The Old School Essentials Advanced Fantasy Adventure Game rules sourcebooks, much like Advanced Labyrinth Lord has guidelines for incorporating some of the innovations of AD&D into a B/X framework, including reimagined AD&D classes, both separate race-as-class options, and additional racial classes. This is split across a player's and a referee's rules tome.

Dark Dungeons

Dark Dungeons by Gurbintroll Games is a complete compendium of the Mentzer/Heard/Allston era of BECMI Dungeons & Dragons from 1983-1991. So it includes everything you will find in the Rules Cyclopedia and some abbreviated rules. This game is free as a PDF on DrivethruRPG. A newer version entitled Darker Dungeons was later released by Gurbintroll that simplified and unified BECMI into a less-faithful but simpler game, which was later combined with Dark Dungeons into a new Dark Dungeons X.

Advanced D&D Clones

OSRIC

One of the first retroclones, Old School Reference and Index Compilation is an accurate compilation of the three core rulebooks of Advanced Dungeons & Dragons' mechanics, although it does not include much of Gygax's non-mechanical campaigning advice. OSRIC is free to download, and can be purchased in softcover from Lulu, or hardcover brim Black Blade.

For Gold and Glory

For Gold and Glory from God Emperor Games is a very faithful reproduction of Advanced Dungeons & Dragons 2nd Edition, This is a fairly striaghtforward reproduction of the content of the original AD&D2e core manuals, although it excluded some of the optional rules from AD&D2e for brevity. Its own sourcebooks add new twists and options. For Gold and Glory is free to download on DrivethruRPG. And may be printed POD as well.

D&D3e Clones

Pathfinder

Pathfinder (1st edition) is a reproduction of Dungeons & Dragons 3.5 Edition, with a few simplifications, for example taking the formulae for grappling, tripping, disarming, etc., and abbreviating them into fixed Combat Maneuver bonuses and defense numbers. There are only a couple of minor changes to actual mechanics, many of them streamlining feat trees and tweaks to how 0-level spells work. Pathfinder excludes prestige classes. It is often referred to as "D&D 3.75e" for these minor modifications. Pathfinder has a huge following, as there was a massive migration of D&D fans to it when Dungeons & Dragons 4th Edition was released.
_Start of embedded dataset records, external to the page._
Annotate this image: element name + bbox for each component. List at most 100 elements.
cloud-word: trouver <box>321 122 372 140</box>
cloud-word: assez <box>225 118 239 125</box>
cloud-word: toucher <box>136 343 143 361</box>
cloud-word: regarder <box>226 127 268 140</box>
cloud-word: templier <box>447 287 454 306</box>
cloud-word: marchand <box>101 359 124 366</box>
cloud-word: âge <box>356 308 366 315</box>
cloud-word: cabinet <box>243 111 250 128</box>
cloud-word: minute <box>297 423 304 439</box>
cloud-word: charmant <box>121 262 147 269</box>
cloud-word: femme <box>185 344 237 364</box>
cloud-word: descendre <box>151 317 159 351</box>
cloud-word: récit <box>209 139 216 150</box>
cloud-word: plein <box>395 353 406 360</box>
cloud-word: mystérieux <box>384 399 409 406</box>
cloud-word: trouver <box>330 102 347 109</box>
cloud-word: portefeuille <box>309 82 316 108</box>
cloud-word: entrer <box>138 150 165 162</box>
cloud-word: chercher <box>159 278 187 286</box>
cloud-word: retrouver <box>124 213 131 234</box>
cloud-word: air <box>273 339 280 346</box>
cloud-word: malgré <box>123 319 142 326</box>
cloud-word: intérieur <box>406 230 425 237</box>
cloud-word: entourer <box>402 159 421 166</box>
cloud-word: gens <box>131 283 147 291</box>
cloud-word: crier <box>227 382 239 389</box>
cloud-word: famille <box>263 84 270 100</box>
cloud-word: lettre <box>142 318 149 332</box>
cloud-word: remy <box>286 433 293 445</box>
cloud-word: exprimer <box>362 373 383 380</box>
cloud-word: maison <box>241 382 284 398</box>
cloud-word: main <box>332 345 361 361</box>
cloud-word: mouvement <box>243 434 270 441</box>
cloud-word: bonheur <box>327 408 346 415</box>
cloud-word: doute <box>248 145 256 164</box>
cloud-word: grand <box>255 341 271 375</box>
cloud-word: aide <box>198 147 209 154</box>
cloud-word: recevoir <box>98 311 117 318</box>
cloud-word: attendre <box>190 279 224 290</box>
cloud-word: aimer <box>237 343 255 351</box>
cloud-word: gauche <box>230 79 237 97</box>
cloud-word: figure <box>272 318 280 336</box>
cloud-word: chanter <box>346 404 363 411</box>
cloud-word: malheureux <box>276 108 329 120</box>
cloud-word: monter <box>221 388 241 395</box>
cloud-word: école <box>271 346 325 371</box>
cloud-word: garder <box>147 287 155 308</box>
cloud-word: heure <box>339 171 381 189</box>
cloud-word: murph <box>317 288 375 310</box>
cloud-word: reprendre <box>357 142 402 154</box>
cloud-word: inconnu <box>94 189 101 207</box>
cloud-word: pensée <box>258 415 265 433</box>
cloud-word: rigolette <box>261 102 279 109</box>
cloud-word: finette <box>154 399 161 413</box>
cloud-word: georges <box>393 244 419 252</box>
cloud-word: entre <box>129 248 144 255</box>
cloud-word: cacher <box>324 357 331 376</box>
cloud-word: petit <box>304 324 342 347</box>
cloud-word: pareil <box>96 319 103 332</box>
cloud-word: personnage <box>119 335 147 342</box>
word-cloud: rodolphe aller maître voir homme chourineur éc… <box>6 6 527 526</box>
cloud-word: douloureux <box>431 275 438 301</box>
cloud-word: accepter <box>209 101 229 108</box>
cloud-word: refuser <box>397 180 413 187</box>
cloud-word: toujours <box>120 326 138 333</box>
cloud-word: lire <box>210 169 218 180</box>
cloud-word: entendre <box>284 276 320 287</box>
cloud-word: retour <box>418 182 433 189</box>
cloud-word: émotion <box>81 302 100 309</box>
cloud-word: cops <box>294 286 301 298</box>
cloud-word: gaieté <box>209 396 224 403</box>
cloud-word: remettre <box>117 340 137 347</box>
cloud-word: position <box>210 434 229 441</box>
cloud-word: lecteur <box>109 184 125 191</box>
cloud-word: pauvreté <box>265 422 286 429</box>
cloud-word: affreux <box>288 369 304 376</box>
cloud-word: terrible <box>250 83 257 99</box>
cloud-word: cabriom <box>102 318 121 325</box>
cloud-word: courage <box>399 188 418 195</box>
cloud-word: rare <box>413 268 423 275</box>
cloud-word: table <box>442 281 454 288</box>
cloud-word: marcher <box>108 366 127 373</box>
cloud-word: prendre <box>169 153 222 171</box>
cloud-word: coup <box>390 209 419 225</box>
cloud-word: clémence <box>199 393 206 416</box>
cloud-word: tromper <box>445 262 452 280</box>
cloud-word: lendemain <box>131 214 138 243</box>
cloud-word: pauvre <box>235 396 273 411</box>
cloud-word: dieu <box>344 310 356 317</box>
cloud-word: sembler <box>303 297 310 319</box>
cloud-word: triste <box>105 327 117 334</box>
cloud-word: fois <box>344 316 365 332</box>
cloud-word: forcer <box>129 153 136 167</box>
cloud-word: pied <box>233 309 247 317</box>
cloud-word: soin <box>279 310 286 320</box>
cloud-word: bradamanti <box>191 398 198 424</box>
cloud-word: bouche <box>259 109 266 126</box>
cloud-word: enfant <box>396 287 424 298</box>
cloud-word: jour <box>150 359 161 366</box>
The newer Pathfinder 2e has changed substantially from Pathfinder, and is not fully backwards-compatible. It might be considered a Parallel evolutionary branch of Dungeons & Dragons.

Pathfinder is sold in most brick-and-mortar book and hobby stores and can be readily ordered online through marketplaces like Amazon. All rules are available for free, even from expansions, by using the Pathfinder SRD.